VDC – A senhora imaginou ou pensou que pudesse ficar tão famosa?

– Não, minha filha, por que eu fui uma mulher que me criei no mato, no sertão, eu fui uma mulher… Eu não esperava nem nunca que isso ia acontecer comigo. Só que eu falava que eu não ia morrer pobre de arrasto. Eu falava “tenho fé em Deus que eu não vou morrer pobre”, pra todo mundo.  Eu nasci com uma rosa na palma da minha mão, que Deus pôs, que nunca murchou e nem nunca morreu. Eu não vou morrer de arrasto, pobre, graças a Deus. Eu não sou rica, mas tenho a minha casa para mim morar, meus bons móveis que eu comprei. Tenho merecimento com o povão filho de Deus. Eu agradeço muito a Deus por ter meu companheiro do meu lado, para o quer e vier, por mim. Que eu sou muito querida mesmo, eu vejo que eu sou querida.  É criança, é tudo. É véio chorando, é homem chorando, é moço chorando… Eu já vi um moço de 16 anos chegar, se ajoelhar nos meus pé, depois que eu acabei de tocar, e chorar igual a uma criança. Uma mulher falou pra mim, estava lá em cima no parque fazendo show, e ela falou pra mim : “O que eu estava sentindo foi embora! Eu estava mal, saiu tudo o que tinha de ruim que tinha em mim.” Eu to alegre, eu tenho a graça de Deus.  Eu toco violão desde os 9 anos de idade.

SAUDADES DO VIOLÃO

VDC – A senhora não está tocando agora porque?

-Eu não estou tocando por que peguei uma pneumonia. Faz uns 5 meses que eu estou de costa na cama, lá em casa e no hospital e em todo lugar, pra mim poder sarar bem, pra mim poder tocar. Então, o médico proibiu de tocar por que eu estou sofrendo do negócio da espinha. Diz que está torto, da espinha tudo, né? A gente endereita ela no braço do violão.

Mas eu já estou pegando o violão lá em casa, com o meu filho. Eu já toquei uma moda estes dias. Bem, os dedos foi bem legal. Eu toquei bem, meus dedos manerou bem nas cordas do vilão…

VDC – A senhora já tinha ficado tanto tempo sem tocar violão assim?

– Não, nunca Eu tinha seis shows tinha dois que era aqui, em São Paulo, o resto era pra fora. Mas aí eu fiquei muito ruim. Até agora ainda não estou bem, tô mais ou menos, graças a Deus…

VDC – A senhora toca violão desde garota. Já tinha ficado 5 meses sem pegar num violão?

– Nunca.

VDC – E a saudade?

– O que é que a gente vai fazer? Tudo é como Deus quer, não é como nós quer, não é? O que a gente tem que passar, a gente tem que passar. “Mode” boi de carro, eu morro de pé mas não morro deitada.

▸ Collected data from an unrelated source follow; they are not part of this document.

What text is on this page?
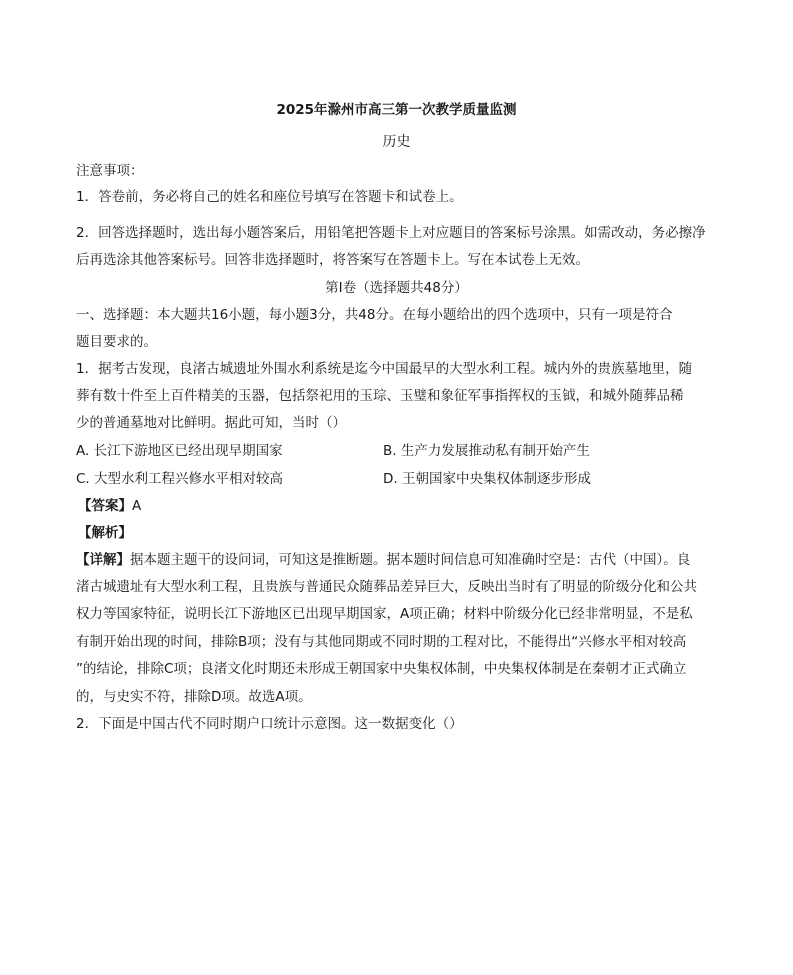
2025年滁州市高三第一次教学质量监测
历史
注意事项：
1．答卷前，务必将自己的姓名和座位号填写在答题卡和试卷上。
2．回答选择题时，选出每小题答案后，用铅笔把答题卡上对应题目的答案标号涂黑。如需改动，务必擦净
后再选涂其他答案标号。回答非选择题时，将答案写在答题卡上。写在本试卷上无效。
第Ⅰ卷（选择题共48分）
一、选择题：本大题共16小题，每小题3分，共48分。在每小题给出的四个选项中，只有一项是符合
题目要求的。
1．据考古发现，良渚古城遗址外围水利系统是迄今中国最早的大型水利工程。城内外的贵族墓地里，随
葬有数十件至上百件精美的玉器，包括祭祀用的玉琮、玉璧和象征军事指挥权的玉钺，和城外随葬品稀
少的普通墓地对比鲜明。据此可知，当时（）
A. 长江下游地区已经出现早期国家	B. 生产力发展推动私有制开始产生
C. 大型水利工程兴修水平相对较高	D. 王朝国家中央集权体制逐步形成
【答案】A
【解析】
【详解】据本题主题干的设问词，可知这是推断题。据本题时间信息可知准确时空是：古代（中国）。良
渚古城遗址有大型水利工程，且贵族与普通民众随葬品差异巨大，反映出当时有了明显的阶级分化和公共
权力等国家特征，说明长江下游地区已出现早期国家，A项正确；材料中阶级分化已经非常明显，不是私
有制开始出现的时间，排除B项；没有与其他同期或不同时期的工程对比，不能得出“兴修水平相对较高
”的结论，排除C项；良渚文化时期还未形成王朝国家中央集权体制，中央集权体制是在秦朝才正式确立
的，与史实不符，排除D项。故选A项。
2．下面是中国古代不同时期户口统计示意图。这一数据变化（）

VDC – Quando é que a senhora acha que volta a tocar?

– Olha menina, eu não sei, só Deus poderia saber. Agora eu não posso te falar, por que quem sabe é só Deus. Às vez eu posso falar que pode ser agora, às vez pode ser pra mais tempo. Mas eu vou ser teimosa, eu vou teimar.

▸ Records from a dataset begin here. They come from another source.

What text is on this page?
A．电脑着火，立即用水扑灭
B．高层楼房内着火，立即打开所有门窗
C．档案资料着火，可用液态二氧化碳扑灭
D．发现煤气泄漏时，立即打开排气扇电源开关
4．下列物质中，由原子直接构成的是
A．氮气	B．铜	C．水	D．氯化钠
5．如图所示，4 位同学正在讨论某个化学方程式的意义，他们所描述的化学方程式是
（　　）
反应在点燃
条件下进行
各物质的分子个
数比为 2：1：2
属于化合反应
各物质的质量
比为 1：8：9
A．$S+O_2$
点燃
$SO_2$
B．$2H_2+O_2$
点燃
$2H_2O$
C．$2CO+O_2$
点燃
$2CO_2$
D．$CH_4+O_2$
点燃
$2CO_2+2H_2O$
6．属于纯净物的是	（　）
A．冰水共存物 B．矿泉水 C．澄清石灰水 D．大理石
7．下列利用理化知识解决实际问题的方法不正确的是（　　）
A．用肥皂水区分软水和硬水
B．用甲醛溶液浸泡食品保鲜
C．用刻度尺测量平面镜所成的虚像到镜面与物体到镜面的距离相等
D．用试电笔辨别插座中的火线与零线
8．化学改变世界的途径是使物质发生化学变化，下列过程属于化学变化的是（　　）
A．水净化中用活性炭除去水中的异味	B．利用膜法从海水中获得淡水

VDC – Eu vi uma pessoa com um violão lá no cinema, a  senhora toca sempre com o mesmo violão, ou qualquer um serve?

– Não, aquele violãozinho é famoso..  Aquele violão eu toco pra todo lado.  Por que eu tenho um que veio pra  mim dos Estados Unidos. Ele é muito pesado, eu não  agüento com ele. Ele é muito pesado, mesmo.  Tem uma mulher que ofereceu quinze mil no meu violão.  Por vinte mil eu dou meu violão. Meu fio não quer que venda, mas eu vou  vender. Não güento com ele.  É grandão, mas é lindo. Muito bonito ele…

VDC – Mas e esse que a senhora toca, é de onde?

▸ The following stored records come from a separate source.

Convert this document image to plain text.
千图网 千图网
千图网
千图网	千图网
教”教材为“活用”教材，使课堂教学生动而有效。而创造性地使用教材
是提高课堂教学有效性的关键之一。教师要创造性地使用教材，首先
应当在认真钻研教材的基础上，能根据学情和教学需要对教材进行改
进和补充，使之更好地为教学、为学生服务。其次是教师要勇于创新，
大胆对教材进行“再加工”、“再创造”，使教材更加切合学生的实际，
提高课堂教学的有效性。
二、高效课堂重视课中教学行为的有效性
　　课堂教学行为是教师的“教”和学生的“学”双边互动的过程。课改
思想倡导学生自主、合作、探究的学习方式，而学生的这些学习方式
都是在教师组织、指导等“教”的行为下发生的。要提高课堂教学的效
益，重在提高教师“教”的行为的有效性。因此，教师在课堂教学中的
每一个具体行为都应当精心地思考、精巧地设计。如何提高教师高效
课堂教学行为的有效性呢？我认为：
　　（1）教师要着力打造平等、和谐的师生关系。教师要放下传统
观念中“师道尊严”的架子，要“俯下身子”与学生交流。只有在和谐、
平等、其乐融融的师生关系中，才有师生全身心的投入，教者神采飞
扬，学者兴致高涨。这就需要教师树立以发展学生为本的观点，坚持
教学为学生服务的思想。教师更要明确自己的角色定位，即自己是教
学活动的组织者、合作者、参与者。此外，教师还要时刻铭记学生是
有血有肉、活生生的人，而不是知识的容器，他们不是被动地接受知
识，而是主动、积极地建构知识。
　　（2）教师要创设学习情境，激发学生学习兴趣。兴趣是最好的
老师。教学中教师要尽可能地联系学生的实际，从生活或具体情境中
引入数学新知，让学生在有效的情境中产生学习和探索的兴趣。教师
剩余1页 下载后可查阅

– É aqui de São Paulo, Eu ganhei numa loja lá.  Eu cheguei e apreçei ele. “Quanto que custa esse violão?” “Trezentos e cinquenta.” Falei: “Ui, ai”. Aí eu olhei, olhei,  e falei pro dono: “Escuta uma coisa”- cê vê como eu tenho sorte – “Pela primeira vez que eu entrei na sua loja e vim apreçar um violão, você podia me dar…” Ele falou: “É seu, pode levar”. Ele pegou a capa, pôs o  violão dentro da capa e disse “Esse é seu, não custa nada para a senhora”. Faz muito tempo que ele está rodando comigo. Porque ele é pequenininho.

VDC – Eu fiquei preocupada por que a senhora falou no filme que deram um tiro no seu violão…

– (Rindo pela primeira vez) Aquele já foi embora faz muito anos! Tem é tempo… Só que eu tô com esse homem, tá com 46 anos que eu tô com ele, que me tirou dos puteiros, lá do Porto XV.  Isso foi naquele tempo ainda… foi antes…  Foi no tempo do puteiro mesmo. Eu estava tocando num bar no Porto XV.